Kodak's adjusted earnings fell short of Wall Street expectations as profit from traditional film-based products plunged 43 percent, squeezed in part by the economy's crimp in motion-picture film sales.
Snapping a run of two consecutive quarterly profits, the April-June period raised renewed concerns about Kodak's ability to make good on its painful digital transformation and shares slid hard when the market opened. The 129-year-old company has eliminated almost 50,000 jobs since 2002, and its work force of 20,300 is its smallest since the 1930s.
Sales dropped 11 percent to $1.57 billion from $1.77 billion.

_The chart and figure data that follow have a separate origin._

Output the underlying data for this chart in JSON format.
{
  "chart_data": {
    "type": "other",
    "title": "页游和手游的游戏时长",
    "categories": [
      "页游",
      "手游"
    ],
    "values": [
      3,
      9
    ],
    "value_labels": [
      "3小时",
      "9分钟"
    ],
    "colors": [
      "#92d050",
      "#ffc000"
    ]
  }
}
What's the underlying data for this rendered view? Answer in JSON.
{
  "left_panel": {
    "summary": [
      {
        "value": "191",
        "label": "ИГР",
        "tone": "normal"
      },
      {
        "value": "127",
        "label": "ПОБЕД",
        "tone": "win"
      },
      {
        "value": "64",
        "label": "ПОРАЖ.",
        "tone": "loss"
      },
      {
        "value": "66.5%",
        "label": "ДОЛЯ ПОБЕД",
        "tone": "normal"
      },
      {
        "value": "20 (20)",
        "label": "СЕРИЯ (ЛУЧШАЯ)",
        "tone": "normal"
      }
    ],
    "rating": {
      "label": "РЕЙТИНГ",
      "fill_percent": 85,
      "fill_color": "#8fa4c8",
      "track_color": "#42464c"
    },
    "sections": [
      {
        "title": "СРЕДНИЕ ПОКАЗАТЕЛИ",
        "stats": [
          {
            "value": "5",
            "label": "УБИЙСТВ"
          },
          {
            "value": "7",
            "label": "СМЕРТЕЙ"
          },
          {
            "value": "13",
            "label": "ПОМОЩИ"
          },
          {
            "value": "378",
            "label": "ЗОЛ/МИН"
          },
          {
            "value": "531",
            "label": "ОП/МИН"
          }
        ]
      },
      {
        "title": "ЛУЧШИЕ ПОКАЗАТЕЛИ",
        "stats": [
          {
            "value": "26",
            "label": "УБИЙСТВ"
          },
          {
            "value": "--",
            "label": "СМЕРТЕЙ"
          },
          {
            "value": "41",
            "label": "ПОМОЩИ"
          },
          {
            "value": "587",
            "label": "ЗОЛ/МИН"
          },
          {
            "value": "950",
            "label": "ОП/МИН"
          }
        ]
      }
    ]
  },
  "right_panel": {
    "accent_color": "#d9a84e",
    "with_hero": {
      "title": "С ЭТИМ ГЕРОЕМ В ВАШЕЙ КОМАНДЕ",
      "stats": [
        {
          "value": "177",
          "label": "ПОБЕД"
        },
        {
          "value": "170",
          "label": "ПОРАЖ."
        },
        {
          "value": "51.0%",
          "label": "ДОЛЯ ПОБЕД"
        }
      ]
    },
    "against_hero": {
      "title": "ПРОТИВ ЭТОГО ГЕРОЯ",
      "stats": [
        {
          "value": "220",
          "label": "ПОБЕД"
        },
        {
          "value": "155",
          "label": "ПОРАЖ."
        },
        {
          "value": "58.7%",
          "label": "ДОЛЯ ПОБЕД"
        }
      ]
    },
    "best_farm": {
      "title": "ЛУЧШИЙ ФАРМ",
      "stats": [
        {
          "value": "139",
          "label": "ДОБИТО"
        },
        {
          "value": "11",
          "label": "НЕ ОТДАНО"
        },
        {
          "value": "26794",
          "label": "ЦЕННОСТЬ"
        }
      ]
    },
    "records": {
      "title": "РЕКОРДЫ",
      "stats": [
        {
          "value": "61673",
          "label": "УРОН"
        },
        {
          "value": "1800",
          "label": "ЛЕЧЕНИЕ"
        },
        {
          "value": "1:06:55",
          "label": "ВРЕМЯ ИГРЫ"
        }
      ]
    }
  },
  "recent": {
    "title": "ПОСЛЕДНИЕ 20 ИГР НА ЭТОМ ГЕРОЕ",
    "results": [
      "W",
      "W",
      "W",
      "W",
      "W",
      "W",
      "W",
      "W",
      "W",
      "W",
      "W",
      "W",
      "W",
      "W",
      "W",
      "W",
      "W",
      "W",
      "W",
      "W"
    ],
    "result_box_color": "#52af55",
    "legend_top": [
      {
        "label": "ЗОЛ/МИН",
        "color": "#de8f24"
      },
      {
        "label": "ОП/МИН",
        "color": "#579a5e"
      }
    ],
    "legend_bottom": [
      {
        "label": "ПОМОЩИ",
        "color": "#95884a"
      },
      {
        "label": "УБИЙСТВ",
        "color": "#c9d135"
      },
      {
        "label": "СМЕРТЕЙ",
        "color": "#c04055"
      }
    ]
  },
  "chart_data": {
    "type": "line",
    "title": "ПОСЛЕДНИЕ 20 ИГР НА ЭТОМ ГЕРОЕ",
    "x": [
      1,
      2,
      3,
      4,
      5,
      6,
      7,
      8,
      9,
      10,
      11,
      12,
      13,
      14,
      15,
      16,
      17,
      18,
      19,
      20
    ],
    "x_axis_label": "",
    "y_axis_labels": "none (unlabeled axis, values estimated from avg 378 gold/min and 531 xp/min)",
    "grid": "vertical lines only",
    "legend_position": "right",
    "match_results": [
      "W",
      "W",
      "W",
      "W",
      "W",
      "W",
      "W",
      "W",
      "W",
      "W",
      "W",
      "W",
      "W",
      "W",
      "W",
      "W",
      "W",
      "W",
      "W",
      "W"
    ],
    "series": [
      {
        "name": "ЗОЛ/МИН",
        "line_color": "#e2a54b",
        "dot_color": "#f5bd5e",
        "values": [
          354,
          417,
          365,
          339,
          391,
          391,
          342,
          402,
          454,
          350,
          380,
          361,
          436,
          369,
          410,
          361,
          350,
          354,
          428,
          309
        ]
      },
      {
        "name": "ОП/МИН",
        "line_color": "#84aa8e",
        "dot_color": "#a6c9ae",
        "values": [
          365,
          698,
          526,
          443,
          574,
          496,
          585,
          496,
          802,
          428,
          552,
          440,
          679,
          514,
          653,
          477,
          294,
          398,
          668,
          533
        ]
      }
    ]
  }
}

Revenue from digital businesses fell 6 percent to $1.1 billion from $1.17 billion, dragged down by an 11 percent drop in sales of cameras, video cameras and other consumer products. Film-based revenue slid 21 percent to $466 million from $593 million as earnings from operations fell to $29 million from $51 million.
Kodak said it lost the equivalent of 63 cents a share in the second quarter. That compared with a loss of $189 million, or 70 cents per share, a year earlier.
Excluding restructuring and tax-related charges of $31 million, or 11 cents a share, Kodak said it lost $136 million, or 51 cents per share. That compares with $75 million in one-time charges in last year's second quarter.
Analysts polled by Thomson Reuters, whose estimates typically exclude one-time items, expected Kodak to lose 32 cents per share on sales of $1.69 billion.
When the market opened, the company's stock tumbled 8 percent, or 40 cents, to $4.53. The stock is trading at the lower end of its 52-week range of $2.87 to $9.08 a share.
Revenue from consumer inkjet printers and ink swelled by 50 percent in the quarter and sales in its commercial printing businesses grew 9 percent.
Kodak aims to begin drawing profits in 2011 from consumer inkjet printers, having doubled sales to more than 2 million units last year. It expects its commercial inkjet systems to become profitable in 2012.
The company is relying on lower costs, royalties from digital-camera inventions, and rapidly shrinking but still high-margin film revenue as it battles to remake itself.
After a $3.4 billion turnaround from 2004 to 2007, Kodak's momentum was stalled by the economic downturn.
It ran up four quarterly losses before turning profitable again in the last three months of 2009. But its $119 million profit in the first quarter was produced by a one-time, $550 million settlement deal with Samsung Electronics Co. over disputed digital-imaging technology.